L’Union générale tunisienne du travail (UGTT) estime que les pénuries de plusieurs produits de base comme le lait, le sucre et la semoule et les hausses des prix consécutives à la rareté de ces denrées alimentaires sur le marché se situent dans le cadre d’une politique de levée des subventions « sournoise » appliquée par le pouvoir exécutif.

« Les pénuries de plusieurs produits subventionnés et l’envolée des prix qui s’ensuivent relèvent en réalité d’une politique de levée les subventions qui ne dit pas son nom. Pour réduire les ressources allouées à la Caisse générale de compensation, le gouvernement diminue les achats de ces produits dont les prix augmentent », a déclaré le secrétaire général adjoint de l’UGTT, Slaheddine Selmi. Et d’ajouter : « C’est bonnet blanc, blanc bonnet. Au final, le résultat est le même. L’exécutif applique ainsi les diktats et les directives du Fonds monétaire international (FMI), tout en feignant de ne pas le faire ».

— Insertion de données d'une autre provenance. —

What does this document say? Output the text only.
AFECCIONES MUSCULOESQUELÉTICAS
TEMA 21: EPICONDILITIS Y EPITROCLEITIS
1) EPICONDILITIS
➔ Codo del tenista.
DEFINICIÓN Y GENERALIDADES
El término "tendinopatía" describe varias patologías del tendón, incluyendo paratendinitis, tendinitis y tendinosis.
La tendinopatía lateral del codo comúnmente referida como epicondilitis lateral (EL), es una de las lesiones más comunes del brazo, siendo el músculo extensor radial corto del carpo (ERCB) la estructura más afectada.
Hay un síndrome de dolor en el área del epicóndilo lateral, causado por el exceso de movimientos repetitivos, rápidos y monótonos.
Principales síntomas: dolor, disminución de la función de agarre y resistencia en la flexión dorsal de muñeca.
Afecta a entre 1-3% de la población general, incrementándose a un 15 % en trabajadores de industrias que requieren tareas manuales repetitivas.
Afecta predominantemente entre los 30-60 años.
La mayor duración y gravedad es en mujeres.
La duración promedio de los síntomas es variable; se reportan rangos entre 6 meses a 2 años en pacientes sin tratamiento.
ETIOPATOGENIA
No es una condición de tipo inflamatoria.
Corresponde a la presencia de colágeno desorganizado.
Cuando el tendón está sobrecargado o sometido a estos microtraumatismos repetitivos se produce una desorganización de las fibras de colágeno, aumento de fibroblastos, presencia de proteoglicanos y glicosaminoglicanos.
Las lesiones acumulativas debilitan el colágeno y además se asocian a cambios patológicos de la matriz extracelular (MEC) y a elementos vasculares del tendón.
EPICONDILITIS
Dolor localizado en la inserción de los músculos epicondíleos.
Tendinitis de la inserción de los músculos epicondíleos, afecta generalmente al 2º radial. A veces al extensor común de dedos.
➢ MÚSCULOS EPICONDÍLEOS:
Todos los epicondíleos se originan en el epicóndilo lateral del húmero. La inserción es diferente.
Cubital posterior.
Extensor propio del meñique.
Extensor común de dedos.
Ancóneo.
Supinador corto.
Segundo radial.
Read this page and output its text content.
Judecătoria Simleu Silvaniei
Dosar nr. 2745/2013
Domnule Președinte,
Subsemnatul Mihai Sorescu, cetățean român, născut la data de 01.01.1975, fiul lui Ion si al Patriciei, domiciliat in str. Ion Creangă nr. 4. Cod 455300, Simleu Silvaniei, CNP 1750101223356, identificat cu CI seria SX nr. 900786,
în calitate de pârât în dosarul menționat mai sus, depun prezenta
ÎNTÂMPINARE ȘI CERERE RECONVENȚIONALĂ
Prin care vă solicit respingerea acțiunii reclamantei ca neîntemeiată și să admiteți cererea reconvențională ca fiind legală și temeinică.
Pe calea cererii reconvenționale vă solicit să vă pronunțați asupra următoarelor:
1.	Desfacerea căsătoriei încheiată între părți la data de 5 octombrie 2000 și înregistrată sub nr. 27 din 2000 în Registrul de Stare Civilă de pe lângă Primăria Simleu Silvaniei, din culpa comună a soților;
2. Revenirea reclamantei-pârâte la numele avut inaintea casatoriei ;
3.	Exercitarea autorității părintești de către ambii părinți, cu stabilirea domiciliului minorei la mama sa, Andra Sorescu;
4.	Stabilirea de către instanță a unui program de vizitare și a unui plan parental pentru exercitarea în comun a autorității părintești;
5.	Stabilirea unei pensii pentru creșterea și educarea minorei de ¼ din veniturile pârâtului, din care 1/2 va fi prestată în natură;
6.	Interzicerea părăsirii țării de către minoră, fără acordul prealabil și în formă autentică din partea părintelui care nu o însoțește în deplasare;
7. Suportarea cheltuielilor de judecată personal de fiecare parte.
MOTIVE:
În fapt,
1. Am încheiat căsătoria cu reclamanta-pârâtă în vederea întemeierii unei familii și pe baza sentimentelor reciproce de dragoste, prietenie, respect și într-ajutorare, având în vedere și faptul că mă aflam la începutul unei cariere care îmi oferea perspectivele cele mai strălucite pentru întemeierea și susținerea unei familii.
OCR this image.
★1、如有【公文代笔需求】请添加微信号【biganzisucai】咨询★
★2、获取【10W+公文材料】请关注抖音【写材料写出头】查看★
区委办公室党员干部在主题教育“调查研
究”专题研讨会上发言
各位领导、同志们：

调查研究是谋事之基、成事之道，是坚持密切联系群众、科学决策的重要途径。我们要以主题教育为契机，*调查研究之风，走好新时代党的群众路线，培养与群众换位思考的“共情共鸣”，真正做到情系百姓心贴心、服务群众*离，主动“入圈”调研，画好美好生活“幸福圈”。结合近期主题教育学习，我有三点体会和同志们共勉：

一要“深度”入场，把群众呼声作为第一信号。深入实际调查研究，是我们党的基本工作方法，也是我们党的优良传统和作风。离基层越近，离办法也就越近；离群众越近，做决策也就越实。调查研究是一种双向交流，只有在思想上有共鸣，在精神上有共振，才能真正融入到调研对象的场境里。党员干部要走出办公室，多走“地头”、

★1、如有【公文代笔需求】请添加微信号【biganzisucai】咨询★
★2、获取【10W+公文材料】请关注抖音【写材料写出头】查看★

En des termes moins diplomatiques et plus explicites, le responsable syndical accuse ouvertement les autorités de provoquer délibérément des pénuries de certains produits alimentaires subventionnés pour pousser les citoyens à accepter l’achat de ces denrées quelque soient leurs prix.

Les résultats provisoires de l’exécution du Budget de l’Etat à fin mars 2023 semblent corroborer cette thèse. Au premier trimestre de l’année en cours, l’Etat a alloué 1248 millions de dinars aux subventions des produits de base, un montant en baisse de 4% par rapport à la même période de l’année écoulée. La majeure partie des ressources financières allouées aux subventions entre le 1er janvier et le 30 mars 2023 concerne les carburants (1038 millions de dinars) alors que 167 millions ont été orientés vers les transports et 43 millions seulement aux autres produits de base (essentiellement des denrées alimentaires).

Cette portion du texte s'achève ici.